L’excellent début de saison d’André-Pierre Gignac avec l’OM n’est pas passé inaperçu aux yeux du sélectionneur de l’équipe de France, Didier Deschamps. Ce dernier a assuré, dans un entretien à Sport & Forme que Gignac (16 capes) est un joueur “sélectionnable”.

André-Pierre Gignac

Gignac, la surprise du 4 octobre ?

A moins d’un mois du choc entre l’Espagne et la France dans le cadre des éliminatoires de la Coupe du monde 2014, André-Pierre Gignac a reçu un sacré clin d’oeil de son ancien coach, aujourd’hui sélectionneur national, Didier Deschamps. Auteur d’une entame de saison plus que satisfaisante sous le maillot de l’Olympique de Marseille (5 buts inscrits en 10 matches disputés toutes compétitions confondues), l’ancien toulousain affiche une forme étincelante après des mois entravés par des pépins physiques à répétition. “A l’OM, il avait subi deux opérations au pubis. Son corps ne lui permettait pas de faire son métier comme il le souhaitait”, se souvient Didier Deschamps.

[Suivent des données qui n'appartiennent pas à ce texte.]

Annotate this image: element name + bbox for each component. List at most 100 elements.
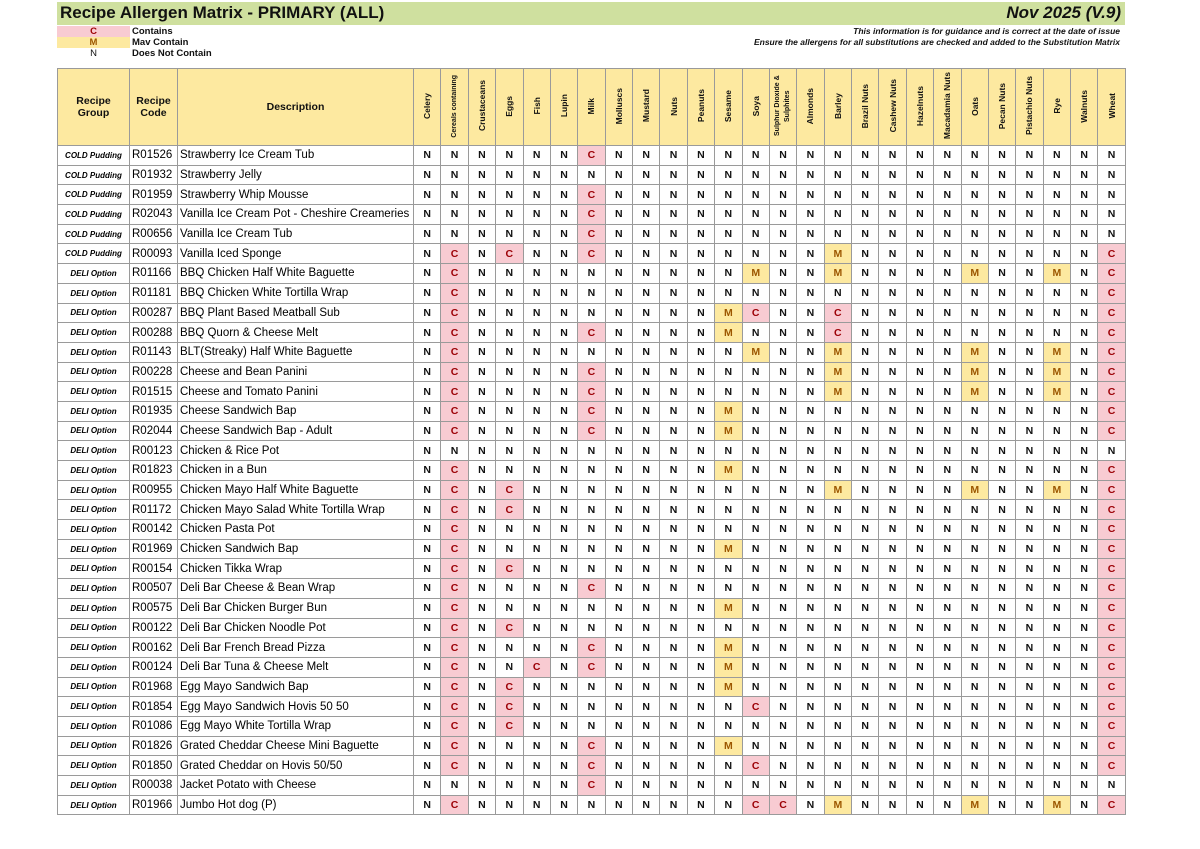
- header-label: Fish: [531, 97, 542, 115]
- allergen-cell: N: [522, 400, 551, 422]
- recipe-code-cell: R00038: [129, 775, 178, 796]
- allergen-cell: N: [412, 715, 442, 737]
- allergen-cell: N: [549, 499, 579, 521]
- description-cell: Chicken Tikka Wrap: [177, 558, 414, 580]
- allergen-cell: N: [878, 400, 907, 422]
- allergen-cell: N: [467, 341, 497, 363]
- header-label: Sesame: [723, 89, 734, 123]
- column-header-allergen: Lupin: [549, 68, 579, 146]
- allergen-cell: N: [604, 499, 634, 521]
- allergen-cell: N: [741, 538, 770, 560]
- allergen-cell: N: [659, 440, 688, 461]
- allergen-cell: C: [577, 322, 606, 343]
- allergen-cell: N: [905, 499, 935, 521]
- allergen-cell: N: [412, 479, 442, 501]
- allergen-cell: N: [577, 440, 606, 461]
- column-header-allergen: Sesame: [714, 68, 743, 146]
- allergen-cell: N: [686, 794, 716, 816]
- allergen-cell: N: [1015, 735, 1044, 757]
- allergen-cell: N: [659, 479, 688, 501]
- allergen-cell: N: [686, 735, 716, 757]
- allergen-cell: N: [1015, 479, 1044, 501]
- allergen-cell: N: [659, 578, 688, 599]
- allergen-cell: C: [1097, 735, 1126, 757]
- table-row: DELI Option R01854 Egg Mayo Sandwich Hovis…: [57, 696, 1126, 717]
- allergen-cell: N: [631, 715, 661, 737]
- allergen-matrix-table: Recipe Group Recipe Code Description Cel…: [57, 68, 1126, 816]
- allergen-cell: M: [823, 243, 853, 265]
- allergen-cell: N: [1015, 243, 1044, 265]
- allergen-cell: N: [768, 381, 798, 402]
- allergen-cell: C: [577, 184, 606, 206]
- allergen-cell: M: [1042, 794, 1072, 816]
- allergen-cell: N: [987, 558, 1017, 580]
- allergen-cell: C: [495, 715, 524, 737]
- allergen-cell: C: [440, 243, 469, 265]
- allergen-cell: N: [522, 558, 551, 580]
- allergen-cell: N: [577, 460, 606, 481]
- allergen-cell: N: [1015, 440, 1044, 461]
- allergen-cell: M: [960, 263, 989, 284]
- allergen-cell: N: [604, 794, 634, 816]
- allergen-cell: N: [686, 715, 716, 737]
- allergen-cell: N: [1069, 597, 1099, 619]
- allergen-cell: N: [1015, 696, 1044, 717]
- allergen-cell: N: [495, 381, 524, 402]
- allergen-cell: N: [714, 223, 743, 245]
- column-header-allergen: Molluscs: [604, 68, 634, 146]
- allergen-cell: N: [796, 479, 825, 501]
- allergen-cell: N: [604, 440, 634, 461]
- allergen-cell: N: [960, 164, 989, 186]
- allergen-cell: N: [412, 676, 442, 698]
- allergen-cell: N: [850, 282, 880, 304]
- allergen-cell: N: [577, 302, 606, 324]
- allergen-cell: N: [987, 204, 1017, 225]
- recipe-code-cell: R01181: [129, 282, 178, 304]
- legend-label: Contains: [132, 26, 173, 37]
- allergen-cell: N: [1015, 715, 1044, 737]
- allergen-cell: N: [1069, 223, 1099, 245]
- allergen-cell: N: [933, 145, 962, 166]
- recipe-code-cell: R00142: [129, 519, 178, 540]
- allergen-cell: N: [1015, 538, 1044, 560]
- allergen-cell: N: [1042, 656, 1072, 678]
- allergen-cell: N: [1069, 204, 1099, 225]
- allergen-cell: N: [1042, 617, 1072, 639]
- allergen-cell: N: [987, 676, 1017, 698]
- allergen-cell: N: [987, 322, 1017, 343]
- allergen-cell: N: [714, 204, 743, 225]
- allergen-cell: N: [577, 499, 606, 521]
- allergen-cell: N: [631, 341, 661, 363]
- allergen-cell: N: [604, 420, 634, 442]
- disclaimer-line: Ensure the allergens for all substitutio…: [753, 37, 1120, 47]
- allergen-cell: N: [768, 676, 798, 698]
- allergen-cell: N: [522, 775, 551, 796]
- header-label: Macadamia Nuts: [942, 72, 953, 140]
- allergen-cell: N: [631, 204, 661, 225]
- allergen-cell: N: [714, 715, 743, 737]
- allergen-cell: N: [1097, 204, 1126, 225]
- allergen-cell: N: [522, 361, 551, 383]
- allergen-cell: N: [905, 715, 935, 737]
- allergen-cell: N: [878, 420, 907, 442]
- allergen-cell: N: [823, 775, 853, 796]
- allergen-cell: N: [467, 204, 497, 225]
- legend-label: Does Not Contain: [132, 48, 212, 59]
- allergen-cell: N: [1015, 676, 1044, 698]
- allergen-cell: N: [659, 282, 688, 304]
- allergen-cell: N: [1015, 302, 1044, 324]
- column-header-allergen: Nuts: [659, 68, 688, 146]
- allergen-cell: N: [549, 341, 579, 363]
- allergen-cell: N: [878, 381, 907, 402]
- allergen-cell: C: [495, 243, 524, 265]
- allergen-cell: N: [714, 243, 743, 265]
- allergen-cell: N: [522, 243, 551, 265]
- allergen-cell: N: [823, 145, 853, 166]
- allergen-cell: N: [1069, 696, 1099, 717]
- allergen-cell: N: [960, 184, 989, 206]
- column-header-allergen: Milk: [577, 68, 606, 146]
- allergen-cell: N: [495, 420, 524, 442]
- allergen-cell: N: [796, 322, 825, 343]
- allergen-cell: N: [714, 440, 743, 461]
- allergen-cell: N: [631, 499, 661, 521]
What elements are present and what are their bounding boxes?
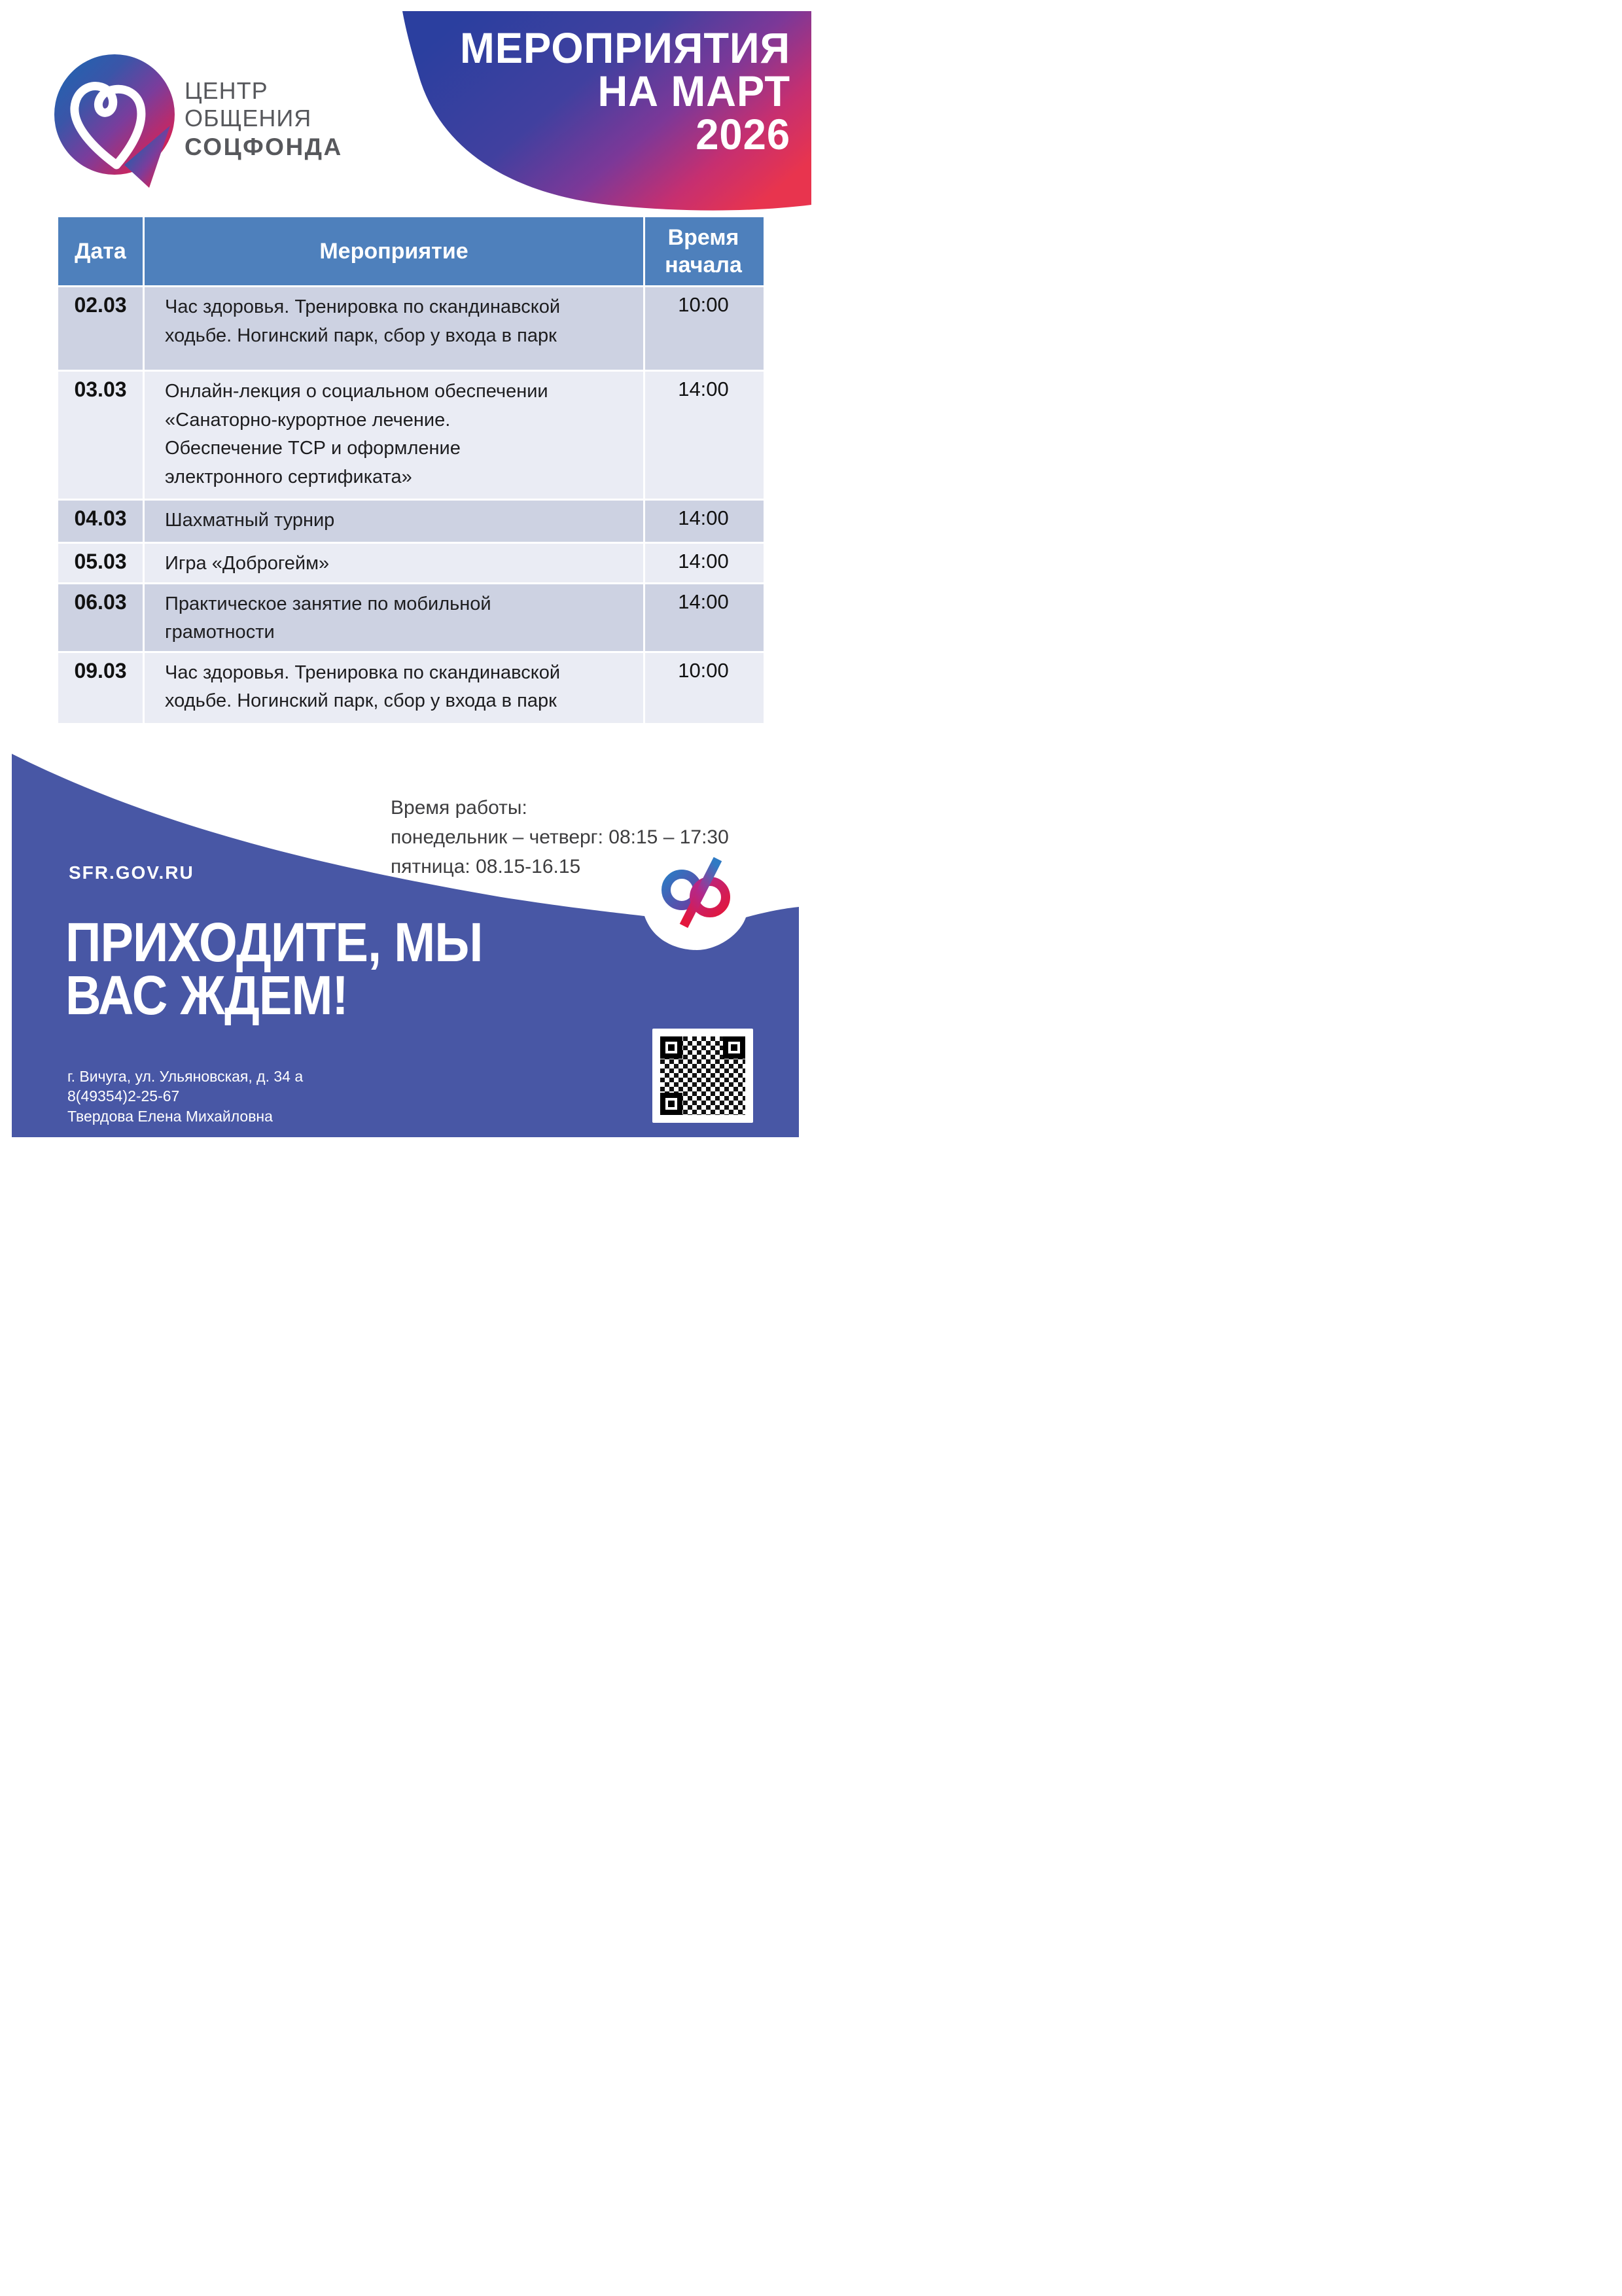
event-name-cell: Практическое занятие по мобильной грамот…	[145, 584, 645, 651]
cta-line-2: ВАС ЖДЕМ!	[65, 964, 349, 1027]
qr-code	[652, 1029, 753, 1123]
events-table: Дата Мероприятие Время начала 02.03 Час …	[58, 217, 764, 723]
poster-page: МЕРОПРИЯТИЯ НА МАРТ 2026 ЦЕНТР ОБЩЕНИЯ С…	[0, 0, 811, 1148]
qr-finder-icon	[723, 1036, 745, 1059]
event-name-cell: Час здоровья. Тренировка по скандинавско…	[145, 287, 645, 370]
table-row: 05.03 Игра «Доброгейм» 14:00	[58, 542, 764, 582]
event-time-cell: 10:00	[678, 293, 729, 316]
table-row: 03.03 Онлайн-лекция о социальном обеспеч…	[58, 370, 764, 499]
qr-pattern	[660, 1036, 745, 1115]
site-url: SFR.GOV.RU	[69, 862, 194, 883]
contact-person: Твердова Елена Михайловна	[67, 1107, 273, 1125]
schedule-rows: 02.03 Час здоровья. Тренировка по сканди…	[58, 285, 764, 723]
qr-finder-icon	[660, 1093, 682, 1115]
table-row: 04.03 Шахматный турнир 14:00	[58, 499, 764, 542]
event-name-cell: Шахматный турнир	[145, 501, 645, 542]
working-hours: Время работы: понедельник – четверг: 08:…	[391, 793, 729, 881]
event-date-cell: 05.03	[58, 544, 145, 582]
qr-finder-icon	[660, 1036, 682, 1059]
event-date-cell: 06.03	[58, 584, 145, 651]
event-time-cell: 10:00	[678, 658, 729, 682]
working-hours-friday: пятница: 08.15-16.15	[391, 856, 581, 877]
table-row: 06.03 Практическое занятие по мобильной …	[58, 582, 764, 651]
contact-phone: 8(49354)2-25-67	[67, 1087, 180, 1105]
event-time-cell: 14:00	[678, 590, 729, 613]
sfr-f-icon	[661, 857, 730, 928]
header-event: Мероприятие	[145, 217, 645, 285]
banner-line-2: НА МАРТ	[597, 67, 790, 115]
event-time-cell: 14:00	[678, 506, 729, 529]
cta-line-1: ПРИХОДИТЕ, МЫ	[65, 911, 483, 973]
brand-line-2: ОБЩЕНИЯ	[185, 105, 312, 132]
brand-line-3: СОЦФОНДА	[185, 133, 343, 160]
cta-heading: ПРИХОДИТЕ, МЫ ВАС ЖДЕМ!	[65, 911, 483, 1027]
event-time-cell: 14:00	[678, 378, 729, 400]
event-date-cell: 02.03	[58, 287, 145, 370]
event-date-cell: 04.03	[58, 501, 145, 542]
event-name-cell: Игра «Доброгейм»	[145, 544, 645, 582]
contact-block: г. Вичуга, ул. Ульяновская, д. 34 а 8(49…	[67, 1067, 303, 1126]
brand-line-1: ЦЕНТР	[185, 77, 268, 104]
header-time: Время начала	[665, 224, 742, 278]
header-date: Дата	[58, 217, 145, 285]
contact-address: г. Вичуга, ул. Ульяновская, д. 34 а	[67, 1068, 304, 1085]
table-header-row: Дата Мероприятие Время начала	[58, 217, 764, 285]
event-date-cell: 03.03	[58, 372, 145, 499]
footer-shape	[12, 754, 799, 1137]
speech-bubble-heart-icon	[54, 54, 175, 188]
banner-line-1: МЕРОПРИЯТИЯ	[460, 24, 790, 72]
event-name-cell: Онлайн-лекция о социальном обеспечении «…	[145, 372, 645, 499]
table-row: 09.03 Час здоровья. Тренировка по сканди…	[58, 650, 764, 723]
working-hours-weekdays: понедельник – четверг: 08:15 – 17:30	[391, 826, 729, 848]
banner-shape	[402, 11, 811, 211]
table-row: 02.03 Час здоровья. Тренировка по сканди…	[58, 285, 764, 370]
banner-line-3: 2026	[696, 110, 790, 158]
event-time-cell: 14:00	[678, 550, 729, 573]
working-hours-title: Время работы:	[391, 797, 527, 819]
event-name-cell: Час здоровья. Тренировка по скандинавско…	[145, 652, 645, 723]
brand-wordmark: ЦЕНТР ОБЩЕНИЯ СОЦФОНДА	[185, 77, 343, 162]
banner-title: МЕРОПРИЯТИЯ НА МАРТ 2026	[460, 26, 790, 156]
event-date-cell: 09.03	[58, 652, 145, 723]
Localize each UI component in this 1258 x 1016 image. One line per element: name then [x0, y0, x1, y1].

Homme de confiance du successeur de “La Dèche” à l’OM, Elie Baup, André-Pierre Gignac regagne de la confiance au fur et à mesure des matches comme en témoigne son ratio de tirs [7 en moyenne par match, ndlr.], qui en fait le joueur qui tente le plus en Ligue 1. “Il (Gignac) est sélectionnable à partir du moment où il enchaîne les performances. Je n’ai pas de liste de non-sélectionnables”, a confirmé pour sa part Deschamps. Et les matches, “Dédé” Gignac les enchaîne. Ainsi, outre le championnat de France, l’avant-centre, qui n’a plus connu la sélection depuis près de deux ans, a occupé la pointe de l’attaque phocéenne lors des absences de Loïc Rémy en Ligue Europa.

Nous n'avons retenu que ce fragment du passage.